As I hand over my Eftpos card to pay for the two indoor gardening books, one of the friendly shopkeepers mutters, "And now for the unpleasant part", and asks for my ID.

"But I'm buying only a couple of books," I say.

"I don't know if you've seen the news - it's part of our bail conditions," he answers. Indeed.

The New Lynn branch of Switched On Gardener is following a court order which requires every customer to hand over identification and give their phone number, address and date of birth.

The strict conditions follow the arrest this week of 15 staff members accused of selling hydroponic gear for cannabis growth.

The store and 15 other Switched On Gardener branches are among 58 businesses hit after employees allegedly sold drugs, plants and growing equipment to undercover police.

Franchise director Michael Quinlan has said he plans to appeal against the bail conditions applied in the Auckland District Court this week, saying a "little old grandma" coming in "for a bag of potting mix" did not deserve to be interrogated.

But what about a woman in her early 20s asking for heat lamps to grow some tomatoes indoors?

That was my story.

I told the two men behind the counter I wanted to buy the lamps for my friend as a birthday present as she lived in a high-rise apartment in the city which didn't have a balcony.

They suggested my friend would probably have to keep the tomatoes in a wardrobe as the lights would hurt her eyes.

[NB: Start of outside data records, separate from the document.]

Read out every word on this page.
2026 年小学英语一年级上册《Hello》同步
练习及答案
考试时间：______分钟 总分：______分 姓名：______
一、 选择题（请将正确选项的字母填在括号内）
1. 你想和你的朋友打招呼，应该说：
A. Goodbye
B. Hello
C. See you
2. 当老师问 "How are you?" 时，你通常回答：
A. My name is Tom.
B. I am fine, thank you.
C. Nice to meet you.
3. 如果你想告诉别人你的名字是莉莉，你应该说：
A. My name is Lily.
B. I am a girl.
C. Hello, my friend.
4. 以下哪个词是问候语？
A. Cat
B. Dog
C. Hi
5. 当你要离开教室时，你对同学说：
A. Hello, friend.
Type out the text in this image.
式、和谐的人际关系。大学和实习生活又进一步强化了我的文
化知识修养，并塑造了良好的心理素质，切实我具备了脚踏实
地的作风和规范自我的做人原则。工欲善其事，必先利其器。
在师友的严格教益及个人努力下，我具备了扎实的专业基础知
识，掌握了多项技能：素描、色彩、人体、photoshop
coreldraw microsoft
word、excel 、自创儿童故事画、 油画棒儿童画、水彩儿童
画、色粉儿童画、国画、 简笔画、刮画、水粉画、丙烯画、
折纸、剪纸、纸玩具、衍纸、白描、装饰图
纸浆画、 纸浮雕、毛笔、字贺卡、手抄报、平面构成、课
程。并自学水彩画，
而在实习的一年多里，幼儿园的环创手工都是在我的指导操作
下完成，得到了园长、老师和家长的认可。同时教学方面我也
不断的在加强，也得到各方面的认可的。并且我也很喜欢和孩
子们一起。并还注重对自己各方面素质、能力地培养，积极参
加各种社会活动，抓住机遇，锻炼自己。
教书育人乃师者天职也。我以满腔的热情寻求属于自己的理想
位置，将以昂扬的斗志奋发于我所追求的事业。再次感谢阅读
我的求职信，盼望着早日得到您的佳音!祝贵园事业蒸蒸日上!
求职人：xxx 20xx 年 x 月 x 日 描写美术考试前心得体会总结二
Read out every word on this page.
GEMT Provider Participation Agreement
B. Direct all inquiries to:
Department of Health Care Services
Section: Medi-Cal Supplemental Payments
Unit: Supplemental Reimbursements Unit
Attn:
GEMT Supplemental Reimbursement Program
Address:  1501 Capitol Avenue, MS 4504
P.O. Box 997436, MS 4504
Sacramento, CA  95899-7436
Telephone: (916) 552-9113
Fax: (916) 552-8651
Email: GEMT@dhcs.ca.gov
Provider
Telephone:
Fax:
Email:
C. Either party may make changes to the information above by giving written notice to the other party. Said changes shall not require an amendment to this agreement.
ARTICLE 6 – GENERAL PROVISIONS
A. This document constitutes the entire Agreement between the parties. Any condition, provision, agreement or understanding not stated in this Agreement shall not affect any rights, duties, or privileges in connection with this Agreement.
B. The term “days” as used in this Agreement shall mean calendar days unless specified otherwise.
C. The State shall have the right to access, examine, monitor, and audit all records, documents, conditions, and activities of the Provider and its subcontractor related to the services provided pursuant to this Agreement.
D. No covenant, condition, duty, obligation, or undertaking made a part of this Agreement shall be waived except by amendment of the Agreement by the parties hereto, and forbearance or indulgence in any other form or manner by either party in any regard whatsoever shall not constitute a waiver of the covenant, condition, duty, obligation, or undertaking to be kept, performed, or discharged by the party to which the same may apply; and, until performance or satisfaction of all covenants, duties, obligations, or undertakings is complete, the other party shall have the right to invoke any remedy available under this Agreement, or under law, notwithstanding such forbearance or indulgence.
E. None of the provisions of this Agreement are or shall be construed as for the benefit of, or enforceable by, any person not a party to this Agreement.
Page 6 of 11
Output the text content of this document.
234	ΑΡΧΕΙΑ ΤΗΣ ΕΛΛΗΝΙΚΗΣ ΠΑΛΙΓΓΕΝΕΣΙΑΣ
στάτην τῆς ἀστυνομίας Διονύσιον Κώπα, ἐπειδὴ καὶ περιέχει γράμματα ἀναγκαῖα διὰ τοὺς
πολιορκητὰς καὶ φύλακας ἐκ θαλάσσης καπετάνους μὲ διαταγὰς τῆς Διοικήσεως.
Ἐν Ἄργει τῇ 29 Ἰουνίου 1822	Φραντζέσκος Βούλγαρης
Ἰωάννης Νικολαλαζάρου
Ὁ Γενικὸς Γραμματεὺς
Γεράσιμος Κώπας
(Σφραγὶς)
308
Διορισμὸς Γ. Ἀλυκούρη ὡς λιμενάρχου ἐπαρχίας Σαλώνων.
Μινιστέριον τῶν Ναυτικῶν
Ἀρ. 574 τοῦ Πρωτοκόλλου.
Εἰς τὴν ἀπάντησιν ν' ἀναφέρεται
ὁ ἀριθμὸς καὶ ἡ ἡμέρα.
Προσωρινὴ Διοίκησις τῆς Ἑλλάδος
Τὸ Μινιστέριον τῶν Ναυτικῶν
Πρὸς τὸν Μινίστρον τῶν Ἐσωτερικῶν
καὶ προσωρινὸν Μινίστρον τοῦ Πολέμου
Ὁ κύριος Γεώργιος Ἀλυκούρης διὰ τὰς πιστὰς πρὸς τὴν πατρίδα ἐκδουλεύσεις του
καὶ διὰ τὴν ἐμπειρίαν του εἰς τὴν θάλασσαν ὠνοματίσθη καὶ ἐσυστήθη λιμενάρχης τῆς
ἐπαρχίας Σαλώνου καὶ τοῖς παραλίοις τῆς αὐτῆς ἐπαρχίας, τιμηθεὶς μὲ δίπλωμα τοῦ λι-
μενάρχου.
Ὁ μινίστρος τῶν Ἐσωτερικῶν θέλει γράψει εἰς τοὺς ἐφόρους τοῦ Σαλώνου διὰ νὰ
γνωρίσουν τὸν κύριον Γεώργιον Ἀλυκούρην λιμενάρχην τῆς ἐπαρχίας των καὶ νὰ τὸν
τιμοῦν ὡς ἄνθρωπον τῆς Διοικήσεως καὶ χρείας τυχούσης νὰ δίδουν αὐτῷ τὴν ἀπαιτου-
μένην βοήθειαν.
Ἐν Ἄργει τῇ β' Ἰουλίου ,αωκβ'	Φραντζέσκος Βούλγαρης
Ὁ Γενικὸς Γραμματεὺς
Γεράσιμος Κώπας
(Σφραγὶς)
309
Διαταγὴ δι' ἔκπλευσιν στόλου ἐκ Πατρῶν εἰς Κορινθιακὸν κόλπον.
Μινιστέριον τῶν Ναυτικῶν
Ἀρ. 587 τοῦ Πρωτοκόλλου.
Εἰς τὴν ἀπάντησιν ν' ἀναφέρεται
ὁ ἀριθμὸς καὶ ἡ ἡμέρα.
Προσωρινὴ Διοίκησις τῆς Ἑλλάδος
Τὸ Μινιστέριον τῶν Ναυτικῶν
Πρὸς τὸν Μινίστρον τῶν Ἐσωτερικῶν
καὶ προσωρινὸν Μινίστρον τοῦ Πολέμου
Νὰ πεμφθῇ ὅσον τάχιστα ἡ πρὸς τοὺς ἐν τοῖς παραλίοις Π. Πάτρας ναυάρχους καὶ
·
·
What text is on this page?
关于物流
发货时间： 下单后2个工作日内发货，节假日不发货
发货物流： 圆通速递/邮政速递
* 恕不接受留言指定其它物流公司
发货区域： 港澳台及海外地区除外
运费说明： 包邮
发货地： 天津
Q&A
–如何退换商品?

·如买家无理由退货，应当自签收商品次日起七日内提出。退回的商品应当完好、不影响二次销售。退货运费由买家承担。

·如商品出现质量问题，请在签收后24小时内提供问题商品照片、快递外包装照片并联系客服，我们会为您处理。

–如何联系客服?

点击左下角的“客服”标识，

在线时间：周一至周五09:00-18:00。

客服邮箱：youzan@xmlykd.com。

But I would need more than just the lamps - probably fans, too - and the total cost would be more than $1000. A pretty expensive birthday present.

The whole indoor growing plan was shaping up to cost at least $40 a month.

The men suggested a book instead.

They then wrote Integral Hydroponics: Indoor Growing Principles for Beginners & Intermediates and Gardening Indoors: The Indoor Gardener's Bible on a form next to the details of my driver's licence.

"We're basically creating a database for the police."

Which, I guess, is a warning to any city-types who love their "tomatoes".